Лишь на краткий миг начальственная любезность Куття уступила неопределённому замешательству. Но тотчас же, громко рассмеявшись, он отразил колкие слова:
— Ха-ха-ха! Нет, милый человек, за опоздание с севом у нас не арестовывают! Наоборот, мы хотим вас по малости премировать за то, что вы всё-таки засеваете поле рожью. Подсаживайтесь к нам поближе, и давайте-ка отведаем ломтик городского каравая, пока ещё нет того самого хлеба, который вы нынче уже посеяли и собираетесь ещё посеять. Словом, подкрепимся немного. Поужинаем, так сказать.
— Благодарю за приглашение, но еда у меня в кармане. Будь времени больше, можно было бы посидеть и потолковать. Да вот семена ждут на поле, и огней у моей машины нету, нельзя с ней темноты дожидаться.
Мильви, немало проскучав в ожидании, пока Кутть снова примется за водку, прошептала на ухо Эне:
— Как им не понять — старику задире выпить хочется.
— Честное слово, — ответила Эне, — это та самая деревенщина, которую Алекс давеча переехал…
Люди навеселе зачастую невольно повышают голос больше, чем требуется, хотя им кажется, что они говорят как обычно или даже вовсе шёпотом. Так случилось и сейчас. До Куття с Сассем ничего не дошло, а Кадаяне, который стоял лицом к сидевшим женщинам, по-видимому, услышал если не всё, то многое из их слов. Усы у колхозника внезапно опустились на приоткрывшийся было рот, — видно, человеку хотелось что-то сказать, а на лице появилось брезгливое выражение, словно он невзначай коснулся чего-то очень противного. Женщины в страхе переглянулись: чего доброго раскричится ещё, потопчет закуску. Но нет, лишь на шаг он отступил от Куття и Сасся.
— Минута-другая тут не вызволит, — продолжал Кутть в прежней манере. — Живо, девушки! Мильви, приготовь бутерброды. Что вам по вкусу? Икру едали когда-нибудь? Нет, чёрную? Попробуете?
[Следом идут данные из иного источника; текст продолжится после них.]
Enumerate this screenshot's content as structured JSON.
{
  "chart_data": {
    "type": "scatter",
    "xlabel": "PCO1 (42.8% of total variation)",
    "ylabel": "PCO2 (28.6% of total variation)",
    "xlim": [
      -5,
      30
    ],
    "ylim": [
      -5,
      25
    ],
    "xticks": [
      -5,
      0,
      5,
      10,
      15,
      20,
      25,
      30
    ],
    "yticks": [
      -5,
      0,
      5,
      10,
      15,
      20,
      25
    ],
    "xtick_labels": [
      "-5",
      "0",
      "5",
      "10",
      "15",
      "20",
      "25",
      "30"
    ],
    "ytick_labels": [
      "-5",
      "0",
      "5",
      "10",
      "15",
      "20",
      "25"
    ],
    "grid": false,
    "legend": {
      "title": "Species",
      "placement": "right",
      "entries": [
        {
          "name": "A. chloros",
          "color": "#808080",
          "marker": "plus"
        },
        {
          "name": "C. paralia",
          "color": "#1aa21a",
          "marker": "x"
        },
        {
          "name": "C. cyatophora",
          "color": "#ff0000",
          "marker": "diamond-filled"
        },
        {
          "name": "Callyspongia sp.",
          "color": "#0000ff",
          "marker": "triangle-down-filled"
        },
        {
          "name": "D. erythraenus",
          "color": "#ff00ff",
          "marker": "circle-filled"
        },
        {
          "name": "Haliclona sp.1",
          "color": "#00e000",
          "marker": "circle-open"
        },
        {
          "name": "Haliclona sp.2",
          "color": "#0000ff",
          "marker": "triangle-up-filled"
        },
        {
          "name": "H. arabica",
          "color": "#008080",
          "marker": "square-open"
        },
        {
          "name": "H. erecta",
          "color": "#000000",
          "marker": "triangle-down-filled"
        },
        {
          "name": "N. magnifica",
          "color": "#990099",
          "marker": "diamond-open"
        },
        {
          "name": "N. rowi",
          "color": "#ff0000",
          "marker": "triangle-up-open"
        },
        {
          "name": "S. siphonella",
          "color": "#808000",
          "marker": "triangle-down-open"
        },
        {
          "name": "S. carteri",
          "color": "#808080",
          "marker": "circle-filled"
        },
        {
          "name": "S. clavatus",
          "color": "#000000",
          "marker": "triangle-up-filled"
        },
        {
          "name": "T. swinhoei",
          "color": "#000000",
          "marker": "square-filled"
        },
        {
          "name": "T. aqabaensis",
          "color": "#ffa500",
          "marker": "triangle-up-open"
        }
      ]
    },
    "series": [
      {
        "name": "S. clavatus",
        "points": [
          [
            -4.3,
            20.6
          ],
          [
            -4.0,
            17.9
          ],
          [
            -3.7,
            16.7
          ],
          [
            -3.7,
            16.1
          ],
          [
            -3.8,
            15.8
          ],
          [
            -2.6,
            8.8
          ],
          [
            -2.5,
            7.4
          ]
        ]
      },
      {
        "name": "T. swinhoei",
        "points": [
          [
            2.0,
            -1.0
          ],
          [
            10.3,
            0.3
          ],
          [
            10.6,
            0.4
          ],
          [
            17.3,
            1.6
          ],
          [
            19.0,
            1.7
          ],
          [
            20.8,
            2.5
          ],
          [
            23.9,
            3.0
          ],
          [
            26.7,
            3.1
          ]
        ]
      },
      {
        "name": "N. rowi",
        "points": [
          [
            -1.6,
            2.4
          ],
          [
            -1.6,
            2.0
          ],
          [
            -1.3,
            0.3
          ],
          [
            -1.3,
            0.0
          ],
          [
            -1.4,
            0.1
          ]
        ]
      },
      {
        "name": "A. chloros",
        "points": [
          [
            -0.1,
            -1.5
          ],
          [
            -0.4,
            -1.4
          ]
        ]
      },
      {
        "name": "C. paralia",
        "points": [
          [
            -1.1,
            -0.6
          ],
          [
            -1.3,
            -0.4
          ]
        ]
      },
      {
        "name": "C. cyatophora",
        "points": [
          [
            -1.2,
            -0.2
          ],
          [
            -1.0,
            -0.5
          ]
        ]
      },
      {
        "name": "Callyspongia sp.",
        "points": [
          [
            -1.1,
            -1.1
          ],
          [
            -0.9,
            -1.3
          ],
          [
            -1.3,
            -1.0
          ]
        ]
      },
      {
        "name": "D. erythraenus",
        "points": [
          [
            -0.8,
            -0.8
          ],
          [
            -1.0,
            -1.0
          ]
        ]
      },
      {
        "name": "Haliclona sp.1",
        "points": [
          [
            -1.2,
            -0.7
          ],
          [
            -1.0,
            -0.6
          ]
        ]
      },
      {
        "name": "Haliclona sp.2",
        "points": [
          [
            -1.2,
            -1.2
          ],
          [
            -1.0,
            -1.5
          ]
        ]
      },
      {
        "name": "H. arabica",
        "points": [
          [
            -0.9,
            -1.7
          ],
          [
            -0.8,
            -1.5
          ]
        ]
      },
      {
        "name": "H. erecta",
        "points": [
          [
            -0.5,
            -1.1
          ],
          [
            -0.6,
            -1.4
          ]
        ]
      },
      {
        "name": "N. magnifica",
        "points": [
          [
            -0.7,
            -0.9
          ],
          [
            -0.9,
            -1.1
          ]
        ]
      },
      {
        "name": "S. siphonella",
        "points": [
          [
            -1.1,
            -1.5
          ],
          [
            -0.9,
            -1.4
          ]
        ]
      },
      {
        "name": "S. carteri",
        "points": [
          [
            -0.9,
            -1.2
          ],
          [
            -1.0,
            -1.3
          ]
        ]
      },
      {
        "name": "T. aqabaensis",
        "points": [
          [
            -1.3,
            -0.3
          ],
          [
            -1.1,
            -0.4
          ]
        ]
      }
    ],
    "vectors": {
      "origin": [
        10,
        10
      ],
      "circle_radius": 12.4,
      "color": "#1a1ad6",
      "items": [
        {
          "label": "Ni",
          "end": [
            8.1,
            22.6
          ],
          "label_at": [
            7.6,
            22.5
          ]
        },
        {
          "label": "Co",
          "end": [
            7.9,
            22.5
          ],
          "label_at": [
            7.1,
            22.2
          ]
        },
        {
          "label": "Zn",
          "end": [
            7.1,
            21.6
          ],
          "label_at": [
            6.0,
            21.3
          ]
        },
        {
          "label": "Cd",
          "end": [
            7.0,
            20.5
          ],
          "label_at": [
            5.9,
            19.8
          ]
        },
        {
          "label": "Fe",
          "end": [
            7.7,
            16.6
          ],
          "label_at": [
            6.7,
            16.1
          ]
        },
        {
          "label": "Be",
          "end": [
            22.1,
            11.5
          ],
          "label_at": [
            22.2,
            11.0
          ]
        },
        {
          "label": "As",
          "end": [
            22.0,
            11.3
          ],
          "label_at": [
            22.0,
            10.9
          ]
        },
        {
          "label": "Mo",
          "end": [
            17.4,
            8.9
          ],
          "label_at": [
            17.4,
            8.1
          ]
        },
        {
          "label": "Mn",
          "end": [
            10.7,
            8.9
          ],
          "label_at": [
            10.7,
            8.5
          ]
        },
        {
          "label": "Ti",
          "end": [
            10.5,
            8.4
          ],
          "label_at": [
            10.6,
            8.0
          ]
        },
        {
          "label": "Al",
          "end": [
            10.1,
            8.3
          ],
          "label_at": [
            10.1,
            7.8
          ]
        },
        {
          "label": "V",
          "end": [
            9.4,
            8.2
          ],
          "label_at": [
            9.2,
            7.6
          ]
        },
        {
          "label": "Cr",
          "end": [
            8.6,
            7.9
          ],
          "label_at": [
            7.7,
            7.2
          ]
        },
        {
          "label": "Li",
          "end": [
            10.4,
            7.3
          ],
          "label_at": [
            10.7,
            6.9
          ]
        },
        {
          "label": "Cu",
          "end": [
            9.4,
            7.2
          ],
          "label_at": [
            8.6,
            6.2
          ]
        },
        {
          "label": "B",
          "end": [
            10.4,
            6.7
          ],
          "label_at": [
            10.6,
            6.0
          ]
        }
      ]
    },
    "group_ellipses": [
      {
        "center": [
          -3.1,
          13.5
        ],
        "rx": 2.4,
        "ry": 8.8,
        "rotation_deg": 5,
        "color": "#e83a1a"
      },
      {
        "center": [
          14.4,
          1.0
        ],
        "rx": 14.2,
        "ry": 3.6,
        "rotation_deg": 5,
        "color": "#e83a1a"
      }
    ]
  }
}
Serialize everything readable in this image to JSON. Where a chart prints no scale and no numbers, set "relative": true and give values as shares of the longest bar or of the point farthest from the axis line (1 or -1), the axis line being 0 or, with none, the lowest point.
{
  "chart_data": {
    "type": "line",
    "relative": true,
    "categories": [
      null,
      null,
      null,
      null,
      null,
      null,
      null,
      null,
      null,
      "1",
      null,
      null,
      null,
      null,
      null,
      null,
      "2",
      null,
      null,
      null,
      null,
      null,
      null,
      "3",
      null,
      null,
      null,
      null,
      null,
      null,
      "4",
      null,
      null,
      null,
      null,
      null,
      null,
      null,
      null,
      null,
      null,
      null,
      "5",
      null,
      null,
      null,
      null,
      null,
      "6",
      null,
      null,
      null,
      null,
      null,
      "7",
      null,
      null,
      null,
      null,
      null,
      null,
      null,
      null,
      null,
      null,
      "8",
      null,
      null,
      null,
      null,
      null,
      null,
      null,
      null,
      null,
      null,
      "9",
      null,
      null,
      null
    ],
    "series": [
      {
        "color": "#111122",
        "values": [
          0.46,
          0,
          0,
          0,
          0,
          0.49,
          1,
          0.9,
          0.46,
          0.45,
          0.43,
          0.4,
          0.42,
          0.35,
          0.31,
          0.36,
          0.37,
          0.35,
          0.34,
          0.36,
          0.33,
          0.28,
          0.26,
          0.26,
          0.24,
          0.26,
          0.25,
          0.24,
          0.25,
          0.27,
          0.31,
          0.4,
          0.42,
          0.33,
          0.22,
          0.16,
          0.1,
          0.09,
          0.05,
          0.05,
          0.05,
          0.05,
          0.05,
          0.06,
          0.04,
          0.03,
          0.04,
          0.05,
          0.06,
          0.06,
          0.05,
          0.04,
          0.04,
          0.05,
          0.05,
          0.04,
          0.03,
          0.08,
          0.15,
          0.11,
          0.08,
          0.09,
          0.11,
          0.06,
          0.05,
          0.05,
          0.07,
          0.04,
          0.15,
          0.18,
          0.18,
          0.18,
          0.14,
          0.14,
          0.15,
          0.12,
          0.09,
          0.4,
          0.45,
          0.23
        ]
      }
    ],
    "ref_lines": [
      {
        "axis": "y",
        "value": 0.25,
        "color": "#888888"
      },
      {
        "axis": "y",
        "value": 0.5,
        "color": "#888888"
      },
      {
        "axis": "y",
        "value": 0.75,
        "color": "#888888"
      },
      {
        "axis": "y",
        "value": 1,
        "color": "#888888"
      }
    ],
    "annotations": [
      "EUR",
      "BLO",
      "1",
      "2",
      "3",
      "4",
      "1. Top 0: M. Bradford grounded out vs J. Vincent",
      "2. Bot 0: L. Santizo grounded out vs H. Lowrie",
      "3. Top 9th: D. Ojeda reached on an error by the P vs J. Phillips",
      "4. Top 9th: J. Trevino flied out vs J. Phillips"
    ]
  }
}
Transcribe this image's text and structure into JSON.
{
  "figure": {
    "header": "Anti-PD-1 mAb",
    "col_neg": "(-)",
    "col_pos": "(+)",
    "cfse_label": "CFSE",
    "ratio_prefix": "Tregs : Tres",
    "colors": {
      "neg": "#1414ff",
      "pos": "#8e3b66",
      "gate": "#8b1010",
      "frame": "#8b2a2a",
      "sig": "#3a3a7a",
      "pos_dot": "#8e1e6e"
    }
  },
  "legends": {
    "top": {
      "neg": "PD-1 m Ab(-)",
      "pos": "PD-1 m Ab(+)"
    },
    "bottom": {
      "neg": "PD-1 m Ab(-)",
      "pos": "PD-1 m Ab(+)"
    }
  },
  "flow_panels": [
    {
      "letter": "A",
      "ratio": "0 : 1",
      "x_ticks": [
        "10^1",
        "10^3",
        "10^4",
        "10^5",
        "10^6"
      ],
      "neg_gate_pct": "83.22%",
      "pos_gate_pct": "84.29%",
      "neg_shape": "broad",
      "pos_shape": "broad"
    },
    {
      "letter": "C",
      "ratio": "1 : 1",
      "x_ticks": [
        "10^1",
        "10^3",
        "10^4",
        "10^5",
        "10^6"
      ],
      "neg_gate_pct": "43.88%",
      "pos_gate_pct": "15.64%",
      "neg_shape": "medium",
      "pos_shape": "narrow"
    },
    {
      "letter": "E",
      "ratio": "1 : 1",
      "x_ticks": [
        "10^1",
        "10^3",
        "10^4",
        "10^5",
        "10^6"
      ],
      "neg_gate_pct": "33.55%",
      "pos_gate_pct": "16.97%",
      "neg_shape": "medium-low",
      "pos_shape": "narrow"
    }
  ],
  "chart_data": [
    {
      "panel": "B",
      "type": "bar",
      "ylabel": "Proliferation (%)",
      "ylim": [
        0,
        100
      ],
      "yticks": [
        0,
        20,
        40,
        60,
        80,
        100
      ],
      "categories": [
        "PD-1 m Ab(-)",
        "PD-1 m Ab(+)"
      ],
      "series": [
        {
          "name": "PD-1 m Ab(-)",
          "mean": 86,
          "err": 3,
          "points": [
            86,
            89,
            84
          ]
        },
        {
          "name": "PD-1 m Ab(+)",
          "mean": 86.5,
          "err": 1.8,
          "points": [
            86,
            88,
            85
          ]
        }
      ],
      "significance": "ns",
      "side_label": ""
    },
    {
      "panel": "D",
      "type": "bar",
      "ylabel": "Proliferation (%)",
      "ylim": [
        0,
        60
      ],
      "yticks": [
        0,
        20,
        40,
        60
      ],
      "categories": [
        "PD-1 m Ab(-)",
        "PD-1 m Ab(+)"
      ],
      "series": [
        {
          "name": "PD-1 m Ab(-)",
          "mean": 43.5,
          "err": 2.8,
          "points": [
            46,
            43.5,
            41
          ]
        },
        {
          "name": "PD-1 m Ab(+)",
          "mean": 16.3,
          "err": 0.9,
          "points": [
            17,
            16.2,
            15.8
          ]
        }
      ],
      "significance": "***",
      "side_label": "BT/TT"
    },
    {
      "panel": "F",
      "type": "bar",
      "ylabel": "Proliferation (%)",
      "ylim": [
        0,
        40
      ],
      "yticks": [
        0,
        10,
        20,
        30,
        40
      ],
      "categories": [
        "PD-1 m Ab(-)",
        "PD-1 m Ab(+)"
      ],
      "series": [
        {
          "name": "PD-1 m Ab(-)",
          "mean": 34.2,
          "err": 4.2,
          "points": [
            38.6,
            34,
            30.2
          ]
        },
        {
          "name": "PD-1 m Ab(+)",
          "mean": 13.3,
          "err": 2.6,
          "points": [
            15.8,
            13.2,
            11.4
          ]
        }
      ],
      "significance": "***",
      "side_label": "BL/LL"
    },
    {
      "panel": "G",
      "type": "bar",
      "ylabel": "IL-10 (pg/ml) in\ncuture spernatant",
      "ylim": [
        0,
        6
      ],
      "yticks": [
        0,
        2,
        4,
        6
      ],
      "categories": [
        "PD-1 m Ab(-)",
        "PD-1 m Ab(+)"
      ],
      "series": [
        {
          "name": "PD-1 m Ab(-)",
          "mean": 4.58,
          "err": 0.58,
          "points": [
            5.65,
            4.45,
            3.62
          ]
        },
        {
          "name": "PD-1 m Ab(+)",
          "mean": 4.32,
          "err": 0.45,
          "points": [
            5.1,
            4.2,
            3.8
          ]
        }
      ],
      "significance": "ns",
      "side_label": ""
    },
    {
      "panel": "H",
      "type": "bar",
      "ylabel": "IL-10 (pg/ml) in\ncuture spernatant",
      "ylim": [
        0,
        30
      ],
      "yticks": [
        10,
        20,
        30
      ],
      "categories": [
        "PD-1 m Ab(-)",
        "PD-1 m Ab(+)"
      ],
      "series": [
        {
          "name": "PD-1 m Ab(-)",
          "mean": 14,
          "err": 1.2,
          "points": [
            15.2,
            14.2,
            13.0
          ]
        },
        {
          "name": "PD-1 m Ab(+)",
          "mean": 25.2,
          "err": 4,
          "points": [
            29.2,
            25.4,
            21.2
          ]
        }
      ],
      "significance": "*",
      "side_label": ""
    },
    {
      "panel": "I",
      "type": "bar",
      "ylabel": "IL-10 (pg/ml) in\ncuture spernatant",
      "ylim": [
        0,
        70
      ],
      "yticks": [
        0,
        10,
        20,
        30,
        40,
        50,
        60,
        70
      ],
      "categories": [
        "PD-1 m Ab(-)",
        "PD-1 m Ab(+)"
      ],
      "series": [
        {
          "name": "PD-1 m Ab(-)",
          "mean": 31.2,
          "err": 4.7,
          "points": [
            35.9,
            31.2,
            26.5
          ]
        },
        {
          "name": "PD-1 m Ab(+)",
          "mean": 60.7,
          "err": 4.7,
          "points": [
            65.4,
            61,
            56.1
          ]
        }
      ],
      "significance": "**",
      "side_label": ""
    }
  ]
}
— Оставьте, не нужно, — сказал Кадаяне.
— А с лососиной? — спросила Мильви как можно любезней. — Интересуетесь?
— Ничего не надо!
— Хороши же вы все! — Эне решила прийти на помощь и занялась корзинкой, что-то разыскивая в ней. — Предлагаете человеку разные неведомые вещи. Человек любит то, к чему привык.
— Правильно! — бойко и весело отозвался вдруг Кадаяне.
— С первого раза ничего на свете не может дать полного удовольствия, — продолжала Эне, радуясь своему успеху. — Настоящее лакомство для человека — это та пища, с которой он свыкся…
— Совершенно верно, — подтвердил Кадаяне. В глазах у него засверкал огонёк. — Такое именно угощение у меня и припасено в кармане. Даже на соловьиные языки не променяю.
— Ну разве не интересно? — сказала Мильви и осмотрелась, чтобы узнать, как их общество относится к такой похвальбе колхозника.
— Очень даже! — Кутть взмахнул руками. — Хотелось бы воочию увидеть, что это такое?
— К тому же и отведать кусочек, — добавила Эне.
— Это в принципе здорово увлекательно, — вступил в разговор Сассь. — Я серьёзно прошу, не делайте из своего ужина государственной тайны! Поделимся всем, что есть у нас.
— Не такой уж я таинственный человек, как вам, видно, хочется, — сказал Кадаяне, вынимая из левого пиджачного кармана свёрток, обёрнутый в белый платок. — Не утаивал я ни имени своего, ни занятия, а то, что ем, и подавно не скрываю. Видите… — колхозник наклонился к сидевшим на земле женщинам, — это никакое не чудо, а только хлеб, честным трудом заработанный хлеб. Его запросто не раздобудешь, но он вкусен и такой сытный, что… право, стоит трудиться. Но, как вы сами можете понять, этот хлеб на пробу другим не дашь. У каждого свой — вот как должно быть.